Ich hasse es wirklich. Ich hasse es abgrundtief, wenn andere von der Angst anderer profitieren. Das Beispiel, was mich in den absoluten Wahnsinn treibt, ist die ganze Geschichte rund um die rechtssichere Nutzung von Musik auf Instagram. Das war ja mal ein Jahr lang oder so wirklich das Panikthema Nummer 1. Aber es wird auch bis heute gerne von sogenannten Instagram-Coaches ausgeschlachtet, und dann wird da irgendein Webinar für 99 € angeboten mit irgendwelchen Horrorgeschichten, wie sie Abmahnungen bekommen haben über 25.000 €, bis dann irgendwann ganz klein unten in der Caption steht, dass das natürlich nur ein Rück war, nur ein Beispiel war, nur um Aufmerksamkeit zu generieren, und dass das sogar nicht wirklich passiert ist.
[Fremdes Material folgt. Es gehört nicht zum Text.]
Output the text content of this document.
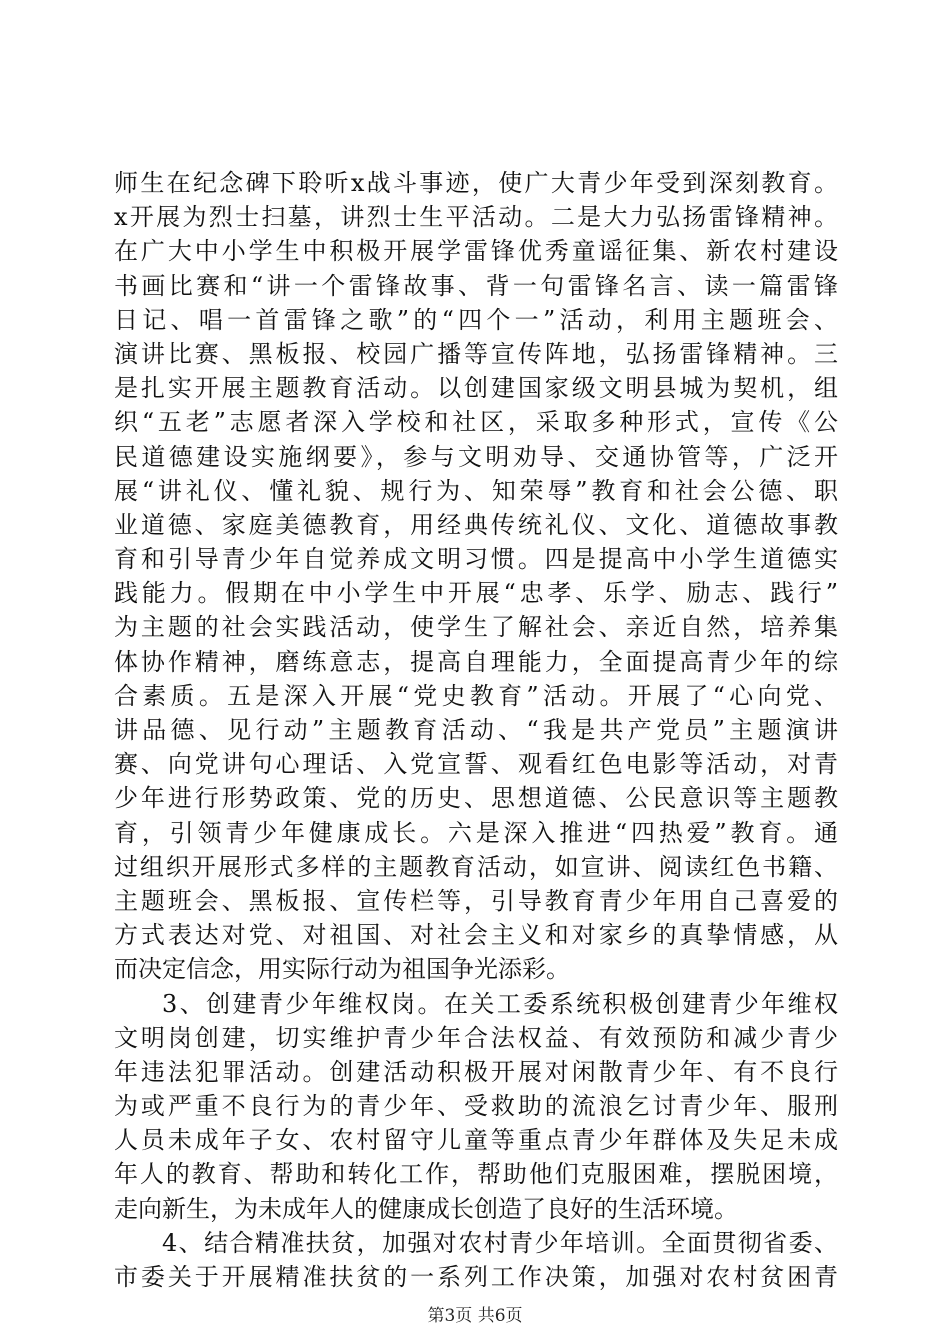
师生在纪念碑下聆听x战斗事迹，使广大青少年受到深刻教育。
x开展为烈士扫墓，讲烈士生平活动。二是大力弘扬雷锋精神。
在广大中小学生中积极开展学雷锋优秀童谣征集、新农村建设
书画比赛和“讲一个雷锋故事、背一句雷锋名言、读一篇雷锋
日记、唱一首雷锋之歌”的“四个一”活动，利用主题班会、
演讲比赛、黑板报、校园广播等宣传阵地，弘扬雷锋精神。三
是扎实开展主题教育活动。以创建国家级文明县城为契机，组
织“五老”志愿者深入学校和社区，采取多种形式，宣传《公
民道德建设实施纲要》，参与文明劝导、交通协管等，广泛开
展“讲礼仪、懂礼貌、规行为、知荣辱”教育和社会公德、职
业道德、家庭美德教育，用经典传统礼仪、文化、道德故事教
育和引导青少年自觉养成文明习惯。四是提高中小学生道德实
践能力。假期在中小学生中开展“忠孝、乐学、励志、践行”
为主题的社会实践活动，使学生了解社会、亲近自然，培养集
体协作精神，磨练意志，提高自理能力，全面提高青少年的综
合素质。五是深入开展“党史教育”活动。开展了“心向党、
讲品德、见行动”主题教育活动、“我是共产党员”主题演讲
赛、向党讲句心理话、入党宣誓、观看红色电影等活动，对青
少年进行形势政策、党的历史、思想道德、公民意识等主题教
育，引领青少年健康成长。六是深入推进“四热爱”教育。通
过组织开展形式多样的主题教育活动，如宣讲、阅读红色书籍、
主题班会、黑板报、宣传栏等，引导教育青少年用自己喜爱的
方式表达对党、对祖国、对社会主义和对家乡的真挚情感，从
而决定信念，用实际行动为祖国争光添彩。
3、创建青少年维权岗。在关工委系统积极创建青少年维权
文明岗创建，切实维护青少年合法权益、有效预防和减少青少
年违法犯罪活动。创建活动积极开展对闲散青少年、有不良行
为或严重不良行为的青少年、受救助的流浪乞讨青少年、服刑
人员未成年子女、农村留守儿童等重点青少年群体及失足未成
年人的教育、帮助和转化工作，帮助他们克服困难，摆脱困境，
走向新生，为未成年人的健康成长创造了良好的生活环境。
4、结合精准扶贫，加强对农村青少年培训。全面贯彻省委、
市委关于开展精准扶贫的一系列工作决策，加强对农村贫困青
第3页 共6页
Aber genauso hätte es sein können. Diese Panikmache mit Rechtsthemen macht mich wahnsinnig, weil es geht nur darum, Profit zu machen mit etwas, wovor Menschen Angst haben.
So gibt es eben online ganze Anwaltskanzleien und Online-Beratungen, die nur davon profitieren zu behaupten, wie viele ihrer Mandanten in letzter Zeit abgemahnt wurden und wie sie denen jetzt helfen müssen. Ob das alles stimmt oder nicht, weiß kein Mensch, aber es funktioniert natürlich, weil wir alle Angst davor haben, was falsch zu machen, weil es undurchsichtig ist, weil es ein Dschungel ist, weil sich jeden Tag irgendwas ändert. Das ist frustrierend und es macht Angst. Mir auch, ich bin da auch verunsichert und bin froh, wenn ich irgendwo Orientierung finde. Gleichzeitig weiß ich, dass viele, die sogenannte Orientierung versprechen, vor allem Profit damit machen wollen und deswegen die Dinge vielleicht schlimmer schildern, als sie wirklich sind, und mit Sprache arbeiten, die Panik auslöst. Das widerspricht mir sehr.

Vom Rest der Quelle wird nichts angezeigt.